What steps are being taken to increase the volume and quality of small producers?

The government, through the draft Rural Development Act, is proposing a new regulatory framework that aims to promote programs of rural development, more effective management of territory, and sort and formalize land ownership issues, define protected areas, and resolve conflicts in land use. The proposed regulation aims to strengthen rural human capital, with a focus on early childhood nutrition, offer a universal coverage of education and basic health, as well as universal social security in rural areas. It will increase capital, spread knowledge and productive technology, strengthen partnerships and rural organizations, and improve the basic infrastructure of transportation, water, education, health, and sanitation in rural regions. Also, according to the National Administrative Department of Statistics (DANE), 32,000 new or rehabilitated housing units were delivered to low-income farmers in 2012. For 2013, we have an ambitious budget plan to increase the figure to up to 100,000 housing units. Finally, more than 20,000 small producers have benefited from the Productive Partnerships Program that the government launched five years ago, which aims at establishing market links between small producers. Also, we invested some $17 million in the Rural Opportunities Program to support micro entrepreneurs.

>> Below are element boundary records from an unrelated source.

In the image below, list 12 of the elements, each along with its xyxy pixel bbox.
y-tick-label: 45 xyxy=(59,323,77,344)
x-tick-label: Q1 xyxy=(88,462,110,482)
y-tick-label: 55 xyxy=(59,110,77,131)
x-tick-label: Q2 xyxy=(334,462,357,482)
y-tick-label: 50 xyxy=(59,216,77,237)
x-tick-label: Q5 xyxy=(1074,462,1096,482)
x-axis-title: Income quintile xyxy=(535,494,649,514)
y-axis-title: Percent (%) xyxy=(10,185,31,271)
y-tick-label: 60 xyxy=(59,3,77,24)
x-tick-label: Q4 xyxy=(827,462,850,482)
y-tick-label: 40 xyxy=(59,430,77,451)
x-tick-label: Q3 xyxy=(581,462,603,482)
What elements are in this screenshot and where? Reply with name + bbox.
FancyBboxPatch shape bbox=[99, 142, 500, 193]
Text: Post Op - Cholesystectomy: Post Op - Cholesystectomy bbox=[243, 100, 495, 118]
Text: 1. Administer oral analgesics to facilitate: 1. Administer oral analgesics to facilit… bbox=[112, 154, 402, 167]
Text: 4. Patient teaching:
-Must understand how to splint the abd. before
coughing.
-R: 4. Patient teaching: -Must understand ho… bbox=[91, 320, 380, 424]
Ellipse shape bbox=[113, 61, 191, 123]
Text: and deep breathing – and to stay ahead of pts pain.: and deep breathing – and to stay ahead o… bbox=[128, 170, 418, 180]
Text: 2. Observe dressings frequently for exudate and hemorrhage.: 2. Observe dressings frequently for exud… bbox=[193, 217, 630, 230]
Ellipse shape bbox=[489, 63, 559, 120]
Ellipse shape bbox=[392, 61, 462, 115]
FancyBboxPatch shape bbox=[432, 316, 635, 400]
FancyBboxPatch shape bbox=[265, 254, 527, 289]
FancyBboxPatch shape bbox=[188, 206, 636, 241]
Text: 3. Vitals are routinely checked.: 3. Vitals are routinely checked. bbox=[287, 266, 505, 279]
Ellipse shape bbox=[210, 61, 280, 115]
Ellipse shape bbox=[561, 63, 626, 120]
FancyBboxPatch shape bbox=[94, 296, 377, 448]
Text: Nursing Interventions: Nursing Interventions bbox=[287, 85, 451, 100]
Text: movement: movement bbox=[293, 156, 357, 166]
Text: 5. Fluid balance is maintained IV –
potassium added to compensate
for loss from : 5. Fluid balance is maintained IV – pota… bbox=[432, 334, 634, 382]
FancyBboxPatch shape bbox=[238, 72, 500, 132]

What is your outlook for Colombia's agriculture sector for 2012 and beyond?

The agricultural sector has traditionally been a generator of growth and employment opportunities in the domestic economy, providing more than 3 million jobs in rural areas. We estimate that agricultural GDP will grow about 3% in 2012. We aim at improving and strengthening key crops like coffee. In 2012, we renovated and planted nearly 61,419 hectares of coffee, which represents an increase of 9% compared to 56,316 hectares in 2011. In fact, between 2010 and 2011 we awarded more than $495 million in grants to finance coffee activity, technical assistance, research, and care programs for the rainy season. The expected performance of the agricultural sector will depend on the evolution of internal and external variables such as climate, international prices, exchange rates, and natural disasters.